Boundary scan description language (BSDL) is a hardware description language for electronics testing using JTAG. It has been added to the IEEE Std. 1149.1, and BSDL files are increasingly well supported by JTAG tools for boundary scan applications, and by test case generators.

== BSDL overview ==

BSDL was a subset of VHDL. However, since IEEE 1149.1-2013, it is no longer a "proper" subset of VHDL but it is considered based on VHDL. It is formally defined in IEEE Standard 1149.1 Annex B. Each BSDL file describes one version of an IC and has many package pin maps as are available for a particular die. This is necessary because, for example, two different BGA packages will have different balls; even if the ball has the same name it may be bonded to a different signal on the other package, and sometimes bondings change between revisions.

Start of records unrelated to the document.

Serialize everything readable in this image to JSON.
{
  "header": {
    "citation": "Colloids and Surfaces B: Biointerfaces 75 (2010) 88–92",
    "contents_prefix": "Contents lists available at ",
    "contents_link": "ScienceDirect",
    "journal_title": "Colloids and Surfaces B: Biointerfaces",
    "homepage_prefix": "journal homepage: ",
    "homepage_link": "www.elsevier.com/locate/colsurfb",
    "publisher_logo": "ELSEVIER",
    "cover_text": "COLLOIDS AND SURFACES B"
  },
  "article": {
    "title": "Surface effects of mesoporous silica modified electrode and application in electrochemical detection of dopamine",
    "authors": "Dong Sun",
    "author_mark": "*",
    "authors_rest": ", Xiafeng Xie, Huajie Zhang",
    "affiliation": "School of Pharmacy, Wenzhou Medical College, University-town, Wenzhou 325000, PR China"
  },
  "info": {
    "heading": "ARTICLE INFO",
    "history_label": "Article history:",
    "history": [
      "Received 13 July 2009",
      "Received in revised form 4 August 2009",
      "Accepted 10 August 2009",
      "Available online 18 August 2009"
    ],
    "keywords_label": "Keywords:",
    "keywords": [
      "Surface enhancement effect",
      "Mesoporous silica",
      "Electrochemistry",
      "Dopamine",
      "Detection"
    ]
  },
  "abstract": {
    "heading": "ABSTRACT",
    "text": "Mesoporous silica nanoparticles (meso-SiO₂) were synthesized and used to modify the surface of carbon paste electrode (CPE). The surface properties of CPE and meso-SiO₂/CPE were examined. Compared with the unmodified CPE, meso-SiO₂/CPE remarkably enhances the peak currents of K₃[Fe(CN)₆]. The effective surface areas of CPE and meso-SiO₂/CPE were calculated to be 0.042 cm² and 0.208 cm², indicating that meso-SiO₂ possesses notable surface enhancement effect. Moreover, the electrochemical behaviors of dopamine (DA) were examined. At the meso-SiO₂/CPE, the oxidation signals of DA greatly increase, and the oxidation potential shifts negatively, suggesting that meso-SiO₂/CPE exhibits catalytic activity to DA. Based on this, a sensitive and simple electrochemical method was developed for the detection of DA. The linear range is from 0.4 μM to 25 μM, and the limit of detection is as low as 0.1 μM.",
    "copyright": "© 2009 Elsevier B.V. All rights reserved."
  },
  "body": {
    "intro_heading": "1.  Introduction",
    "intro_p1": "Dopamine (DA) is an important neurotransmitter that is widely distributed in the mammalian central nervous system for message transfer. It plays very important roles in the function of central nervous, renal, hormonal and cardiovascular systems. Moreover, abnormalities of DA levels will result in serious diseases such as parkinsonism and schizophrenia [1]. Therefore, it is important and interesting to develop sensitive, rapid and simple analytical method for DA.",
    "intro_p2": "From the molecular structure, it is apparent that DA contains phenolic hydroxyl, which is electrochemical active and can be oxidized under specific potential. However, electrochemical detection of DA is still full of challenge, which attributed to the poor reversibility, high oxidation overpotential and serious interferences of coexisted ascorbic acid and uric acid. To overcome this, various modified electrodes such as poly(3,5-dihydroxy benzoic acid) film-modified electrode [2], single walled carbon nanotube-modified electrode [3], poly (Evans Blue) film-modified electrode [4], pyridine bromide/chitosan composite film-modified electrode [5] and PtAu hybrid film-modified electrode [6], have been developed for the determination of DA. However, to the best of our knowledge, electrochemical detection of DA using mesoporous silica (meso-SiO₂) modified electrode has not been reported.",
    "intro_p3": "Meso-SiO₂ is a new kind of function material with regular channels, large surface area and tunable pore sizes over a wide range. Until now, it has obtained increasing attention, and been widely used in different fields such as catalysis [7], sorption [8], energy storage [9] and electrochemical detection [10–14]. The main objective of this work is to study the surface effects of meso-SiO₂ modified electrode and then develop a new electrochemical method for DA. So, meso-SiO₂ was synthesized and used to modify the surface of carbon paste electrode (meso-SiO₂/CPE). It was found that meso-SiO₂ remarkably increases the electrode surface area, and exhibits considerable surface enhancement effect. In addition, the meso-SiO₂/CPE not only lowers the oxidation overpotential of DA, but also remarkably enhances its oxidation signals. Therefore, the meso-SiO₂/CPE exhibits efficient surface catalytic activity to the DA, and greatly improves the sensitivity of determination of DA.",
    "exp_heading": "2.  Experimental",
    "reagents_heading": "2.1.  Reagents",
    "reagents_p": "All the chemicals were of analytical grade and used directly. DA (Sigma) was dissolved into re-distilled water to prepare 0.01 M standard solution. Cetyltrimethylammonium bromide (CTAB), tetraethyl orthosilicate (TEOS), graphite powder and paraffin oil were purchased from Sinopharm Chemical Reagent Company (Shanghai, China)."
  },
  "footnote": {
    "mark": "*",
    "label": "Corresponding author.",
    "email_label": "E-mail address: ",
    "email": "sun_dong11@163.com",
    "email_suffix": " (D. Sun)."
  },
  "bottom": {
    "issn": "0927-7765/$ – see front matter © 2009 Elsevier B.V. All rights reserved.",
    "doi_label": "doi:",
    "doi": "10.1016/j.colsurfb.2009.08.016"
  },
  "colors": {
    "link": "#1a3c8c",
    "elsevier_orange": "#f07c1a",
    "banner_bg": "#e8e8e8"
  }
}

Each digital signal (pin or ball) on the package is defined, as are the registers and opcodes used in an IEEE 1149.1, IEEE 1149.6, IEEE 1149.8.1, IEEE 1532 and IEEE 1149.4 compliant IC. There is one instruction register, a minimum of a 1-bit bypass register, one boundary scan register and optionally a 32 bit device_id register. The registers other than the instruction register are called TDRs or Test Data Registers. The boundary scan register (BSR) is unique as it is the register which is also mapped to the I/O of the device. Many of the BSDL definitions are sets of single long string constants.

Note that registers not involved in boundary scan are often not defined. Instructions that are not publicly defined are included in the INSTRUCTION_PRIVATE section. Microprocessor register descriptions in BSDL typically do not include enough information to aid in building a 1149.1 based emulator or debugger.